Time for America to impose a Middle East deal

LONDON – Perhaps one can see an end to the war in Afghanistan, even to Osama bin Laden himself, but can anyone see an end to the Palestinian-Israeli conflict? America has shown that with its awesome armoury that defeat is swift for anyone who publicly dare step into the ring for a round or two, which the Taliban, by giving refuge to bin Laden, decided to do. (Of course, it is another matter if Qaida now bunkers down in secret cells all over the place.) But who is going to deliver the decisive blow with Palestine/Israel? This is a war of attrition that could knock on and drag on until not much is left standing.

On the Palestinian side the outcome certainly could be a degree of material destruction that could make much of the country rubble; on the Israeli side it is more likely to make it simply unliveable. While the buildings and infrastructure may be left standing many people, especially those with marketable professional skills, may decide this is no place to bring up a family and simply pack their bags. Already there are 30,000 Israeli emigrants living and working in San Francisco’s South Bay area alone.
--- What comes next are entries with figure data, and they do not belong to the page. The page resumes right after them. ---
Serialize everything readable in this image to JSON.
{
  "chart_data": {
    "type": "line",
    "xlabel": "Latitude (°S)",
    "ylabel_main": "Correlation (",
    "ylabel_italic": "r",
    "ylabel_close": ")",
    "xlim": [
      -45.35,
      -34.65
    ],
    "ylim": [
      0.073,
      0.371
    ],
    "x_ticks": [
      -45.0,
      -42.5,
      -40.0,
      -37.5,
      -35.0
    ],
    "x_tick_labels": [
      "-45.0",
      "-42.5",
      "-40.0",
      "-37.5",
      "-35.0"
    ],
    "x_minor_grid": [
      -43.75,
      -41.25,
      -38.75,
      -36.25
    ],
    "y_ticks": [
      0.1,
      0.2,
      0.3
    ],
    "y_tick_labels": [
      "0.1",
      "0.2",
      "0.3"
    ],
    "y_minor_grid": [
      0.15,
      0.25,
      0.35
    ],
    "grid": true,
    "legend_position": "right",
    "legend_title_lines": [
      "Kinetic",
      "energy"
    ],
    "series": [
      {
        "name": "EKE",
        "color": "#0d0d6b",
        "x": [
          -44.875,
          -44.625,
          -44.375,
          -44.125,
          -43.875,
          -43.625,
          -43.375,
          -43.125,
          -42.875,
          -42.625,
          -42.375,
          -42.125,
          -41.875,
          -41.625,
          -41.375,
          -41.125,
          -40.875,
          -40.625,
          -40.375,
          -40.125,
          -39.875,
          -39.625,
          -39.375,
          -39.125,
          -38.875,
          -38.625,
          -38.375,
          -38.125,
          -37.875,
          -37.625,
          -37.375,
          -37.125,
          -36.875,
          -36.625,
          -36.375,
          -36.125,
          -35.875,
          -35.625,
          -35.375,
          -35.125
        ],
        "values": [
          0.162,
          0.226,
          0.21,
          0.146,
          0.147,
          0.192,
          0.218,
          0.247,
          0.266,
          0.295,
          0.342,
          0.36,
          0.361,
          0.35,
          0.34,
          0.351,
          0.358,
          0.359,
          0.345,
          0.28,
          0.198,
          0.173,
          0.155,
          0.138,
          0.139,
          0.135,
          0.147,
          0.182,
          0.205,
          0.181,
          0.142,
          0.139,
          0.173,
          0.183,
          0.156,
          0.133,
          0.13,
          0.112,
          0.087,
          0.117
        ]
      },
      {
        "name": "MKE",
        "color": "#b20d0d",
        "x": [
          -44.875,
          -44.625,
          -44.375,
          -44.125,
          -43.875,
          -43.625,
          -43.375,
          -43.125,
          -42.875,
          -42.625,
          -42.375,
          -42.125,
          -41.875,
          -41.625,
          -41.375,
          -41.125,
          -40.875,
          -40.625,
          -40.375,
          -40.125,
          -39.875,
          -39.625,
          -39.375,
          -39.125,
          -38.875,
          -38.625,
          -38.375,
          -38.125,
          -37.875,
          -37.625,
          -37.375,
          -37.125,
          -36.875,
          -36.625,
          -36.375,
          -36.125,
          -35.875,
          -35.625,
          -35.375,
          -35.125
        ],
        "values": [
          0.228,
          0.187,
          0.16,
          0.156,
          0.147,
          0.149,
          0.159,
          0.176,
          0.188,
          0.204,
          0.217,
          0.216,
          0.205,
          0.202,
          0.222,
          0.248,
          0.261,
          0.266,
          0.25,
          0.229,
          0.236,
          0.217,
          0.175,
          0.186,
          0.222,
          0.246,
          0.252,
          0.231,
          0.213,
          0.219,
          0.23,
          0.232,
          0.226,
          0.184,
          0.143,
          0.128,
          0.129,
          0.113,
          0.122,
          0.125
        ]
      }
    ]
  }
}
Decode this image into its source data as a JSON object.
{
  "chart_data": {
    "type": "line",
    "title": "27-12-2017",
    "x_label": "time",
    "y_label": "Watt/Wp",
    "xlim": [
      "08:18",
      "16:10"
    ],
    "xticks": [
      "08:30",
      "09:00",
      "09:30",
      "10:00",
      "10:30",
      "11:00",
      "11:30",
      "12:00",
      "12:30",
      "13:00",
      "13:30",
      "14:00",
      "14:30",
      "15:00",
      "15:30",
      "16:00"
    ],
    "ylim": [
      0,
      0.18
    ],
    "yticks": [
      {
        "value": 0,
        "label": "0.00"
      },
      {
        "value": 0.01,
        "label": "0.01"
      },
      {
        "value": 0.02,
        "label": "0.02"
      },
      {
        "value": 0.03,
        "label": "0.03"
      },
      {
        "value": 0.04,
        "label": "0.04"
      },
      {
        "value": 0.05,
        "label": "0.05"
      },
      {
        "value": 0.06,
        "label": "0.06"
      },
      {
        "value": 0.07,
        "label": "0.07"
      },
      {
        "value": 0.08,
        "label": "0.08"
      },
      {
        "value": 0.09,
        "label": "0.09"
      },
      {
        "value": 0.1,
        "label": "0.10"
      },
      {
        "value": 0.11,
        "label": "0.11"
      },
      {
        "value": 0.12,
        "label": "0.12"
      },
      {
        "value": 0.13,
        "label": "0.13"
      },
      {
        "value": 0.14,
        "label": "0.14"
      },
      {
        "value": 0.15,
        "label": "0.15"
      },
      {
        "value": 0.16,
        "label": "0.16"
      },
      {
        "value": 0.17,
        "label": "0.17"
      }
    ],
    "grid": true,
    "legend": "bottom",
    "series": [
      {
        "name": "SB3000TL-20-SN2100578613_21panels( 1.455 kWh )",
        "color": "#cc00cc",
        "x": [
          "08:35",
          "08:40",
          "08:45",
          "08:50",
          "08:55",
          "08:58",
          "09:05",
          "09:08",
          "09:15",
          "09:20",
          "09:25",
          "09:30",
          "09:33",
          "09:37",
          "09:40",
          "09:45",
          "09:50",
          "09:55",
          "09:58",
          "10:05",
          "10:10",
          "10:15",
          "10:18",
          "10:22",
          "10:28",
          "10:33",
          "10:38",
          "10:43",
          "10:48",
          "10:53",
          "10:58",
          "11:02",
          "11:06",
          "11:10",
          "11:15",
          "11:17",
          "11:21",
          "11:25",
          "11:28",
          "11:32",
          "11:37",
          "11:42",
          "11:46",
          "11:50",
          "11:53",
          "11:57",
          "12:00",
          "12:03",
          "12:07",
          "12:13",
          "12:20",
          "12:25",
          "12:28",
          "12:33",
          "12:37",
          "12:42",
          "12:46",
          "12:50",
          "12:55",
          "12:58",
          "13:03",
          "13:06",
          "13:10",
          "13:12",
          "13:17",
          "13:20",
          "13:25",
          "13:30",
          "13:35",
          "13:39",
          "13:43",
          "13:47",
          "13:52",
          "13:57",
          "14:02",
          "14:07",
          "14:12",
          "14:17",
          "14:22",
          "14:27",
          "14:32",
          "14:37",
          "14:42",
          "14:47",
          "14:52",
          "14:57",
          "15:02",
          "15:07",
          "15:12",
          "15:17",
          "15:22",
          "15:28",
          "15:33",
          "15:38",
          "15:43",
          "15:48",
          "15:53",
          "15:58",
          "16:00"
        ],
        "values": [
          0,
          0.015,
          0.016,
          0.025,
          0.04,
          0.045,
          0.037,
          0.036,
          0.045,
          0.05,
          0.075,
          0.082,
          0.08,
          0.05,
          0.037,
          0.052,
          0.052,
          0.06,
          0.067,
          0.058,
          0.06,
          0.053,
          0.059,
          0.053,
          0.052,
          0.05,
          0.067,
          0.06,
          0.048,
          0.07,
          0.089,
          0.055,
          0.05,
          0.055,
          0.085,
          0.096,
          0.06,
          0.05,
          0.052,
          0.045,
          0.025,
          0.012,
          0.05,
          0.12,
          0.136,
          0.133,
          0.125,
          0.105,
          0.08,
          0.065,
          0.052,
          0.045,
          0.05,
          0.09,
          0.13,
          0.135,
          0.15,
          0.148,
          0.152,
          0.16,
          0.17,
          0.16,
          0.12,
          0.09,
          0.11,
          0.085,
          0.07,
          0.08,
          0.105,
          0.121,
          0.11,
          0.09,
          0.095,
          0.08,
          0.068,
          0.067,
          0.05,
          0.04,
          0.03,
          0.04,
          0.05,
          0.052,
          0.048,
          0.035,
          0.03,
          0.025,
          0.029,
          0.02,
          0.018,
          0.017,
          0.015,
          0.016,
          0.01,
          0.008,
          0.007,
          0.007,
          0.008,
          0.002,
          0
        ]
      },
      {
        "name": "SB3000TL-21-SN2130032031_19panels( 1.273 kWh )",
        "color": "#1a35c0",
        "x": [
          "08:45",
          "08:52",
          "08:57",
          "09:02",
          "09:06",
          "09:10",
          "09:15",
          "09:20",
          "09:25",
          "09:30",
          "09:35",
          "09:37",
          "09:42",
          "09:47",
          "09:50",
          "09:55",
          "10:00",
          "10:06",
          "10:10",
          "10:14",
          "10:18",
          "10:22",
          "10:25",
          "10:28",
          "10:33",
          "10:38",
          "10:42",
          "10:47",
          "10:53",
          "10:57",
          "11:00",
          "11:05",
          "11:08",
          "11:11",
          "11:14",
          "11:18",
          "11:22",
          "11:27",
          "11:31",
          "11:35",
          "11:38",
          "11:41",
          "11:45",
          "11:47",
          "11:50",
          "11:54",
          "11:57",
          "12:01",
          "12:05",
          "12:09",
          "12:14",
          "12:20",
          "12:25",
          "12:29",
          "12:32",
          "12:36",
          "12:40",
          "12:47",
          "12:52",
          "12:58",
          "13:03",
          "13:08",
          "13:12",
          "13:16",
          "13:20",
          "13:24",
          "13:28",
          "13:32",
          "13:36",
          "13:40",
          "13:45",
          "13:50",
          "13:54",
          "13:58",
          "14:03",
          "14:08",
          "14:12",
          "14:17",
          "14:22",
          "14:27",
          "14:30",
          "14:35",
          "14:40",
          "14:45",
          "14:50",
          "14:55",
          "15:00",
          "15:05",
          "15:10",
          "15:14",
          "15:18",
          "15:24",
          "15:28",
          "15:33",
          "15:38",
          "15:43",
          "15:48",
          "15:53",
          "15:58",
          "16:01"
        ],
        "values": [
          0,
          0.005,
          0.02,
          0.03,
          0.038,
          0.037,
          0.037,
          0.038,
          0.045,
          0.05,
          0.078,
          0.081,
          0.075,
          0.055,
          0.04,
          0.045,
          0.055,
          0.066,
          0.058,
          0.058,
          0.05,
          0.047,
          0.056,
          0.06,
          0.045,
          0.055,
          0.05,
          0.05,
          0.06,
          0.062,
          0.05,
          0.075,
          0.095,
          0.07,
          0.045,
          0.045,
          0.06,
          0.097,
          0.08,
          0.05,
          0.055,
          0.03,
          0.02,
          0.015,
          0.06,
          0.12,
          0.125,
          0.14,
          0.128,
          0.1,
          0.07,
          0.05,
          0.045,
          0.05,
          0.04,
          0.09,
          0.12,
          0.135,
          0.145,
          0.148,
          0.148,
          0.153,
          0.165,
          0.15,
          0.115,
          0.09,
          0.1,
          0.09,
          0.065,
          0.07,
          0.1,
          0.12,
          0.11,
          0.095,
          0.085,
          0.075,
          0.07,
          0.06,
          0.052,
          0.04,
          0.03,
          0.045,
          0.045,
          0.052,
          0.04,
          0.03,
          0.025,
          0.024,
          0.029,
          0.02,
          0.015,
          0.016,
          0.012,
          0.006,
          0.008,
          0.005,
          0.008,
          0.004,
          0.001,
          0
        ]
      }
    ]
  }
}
So bad is the situation that the American envoy, General Anthony Zinni said last Sunday, a mere two weeks after his arrival in Israel, that he was considering on pulling out. Yet when he arrived he said he would stay as long as it took to restore calm and restart peace talks. So what next?

Where for starters does Prime Minister Ariel Sharon go? He could order his secret service to assassinate Yasser Arafat, as many of his advisers have been pushing him to do. That would shake things up. It could hand power to Hamas, the most powerful of the militant groups who could then strike a deal with Sharon that nobody in Palestine would dare challenge. But that is a long shot.

It would more likely lead to both a more intensive intifada and to a fratricidal conflict within Palestine itself. Although so far the militants have not shown much interest in being associated with Qaida, would they refuse an offer from a Qaida cell that decided to make Israel pay? Sharon who gambled and lost in the Lebanon would be a fool to gamble again with taking the life of Mr Arafat.

At some point Sharon has to stop playing politics and ask himself why Arafat walked away from the Camp David deal and more particularly from that worked out afterwards in Taba in Egypt a few months after Intifada 2 had got going? There can only be two explanations. The first, which Sharon himself seems to believe, that Arafat does not want peace with Israel, that his secret agenda is the one that he revealed in a sermon in a South African mosque a few years ago: to drive Israel into the sea. The second is to believe that Arafat would have clinched the deal if the then Israeli prime minister, Ehud Barak, could have delivered on it. But with an election looming and the immoveable Sharon the likely winner Arafat would have gambled all, only to have it thrown in his face. Barak, who wasted time on an impossible deal with Syria and a drawn out negotiation over Israel’s occupation of the south of Lebanon, had simply left it too late.

The first explanation is no explanation. Palestinian rhetoric at its worst has always contained the end-of-Israel expletives. But a deal on the lines of Camp David/Thaba, if finalized by Arafat and Sharon, would be set in cement. The Palestinian educated, professional class would not stand for playing with it. Neither would other Arab governments. Whatever the doubts in governments such as Saudi Arabia or Syria, they would go along, as they eventually felt compelled to over Egypt’s historic rapprochement with Israel twenty-four years ago. Besides, it as this point that a great deal would deserve to be guaranteed internationally- not just by the U.S., but by Europe and Russia too.

What was the Thaba deal? It is worth reiteration: a Palestinian state to control 95% of the West Bank and Gaza; Israeli settlers to be concentrated on about 5% of the land which Israel would annex, with Palestine being compensated with Israeli land in the Negev desert; the Arab neighbourhoods of Jerusalem, including those in the Old City to be absorbed by Palestine; the Haram al-Sharif mosque to be under Palestinian sovereignty and the Wailing Wall under Israeli; and Palestinian refugees to be either compensated with money, settled in Palestine or, on a case by case basis, in Israel.

For sure, there were bits and pieces still to be negotiated: the Negev desert was not a good substitute for loss of part of the West Bank and the refugee deal needed to be fleshed out. But compared with what Barak first put on the table all these concessions were Israeli milestones. Moreover, given the right political climate in Israel- a right wing being led with an element of foresight- they are sellable to the electorate.

Short term political perspectives have to go out of the window – Sharon waiting for a week without violence before he will talk; Arafat refusing to spell out in public at home his vision of a deal; and President George Bush waiting until he has defeated Qaida.

Bush has to stand up, with Europe and Russia at his side, and tell Sharon and Arafat, this has to be your deal and we are going to make it stick.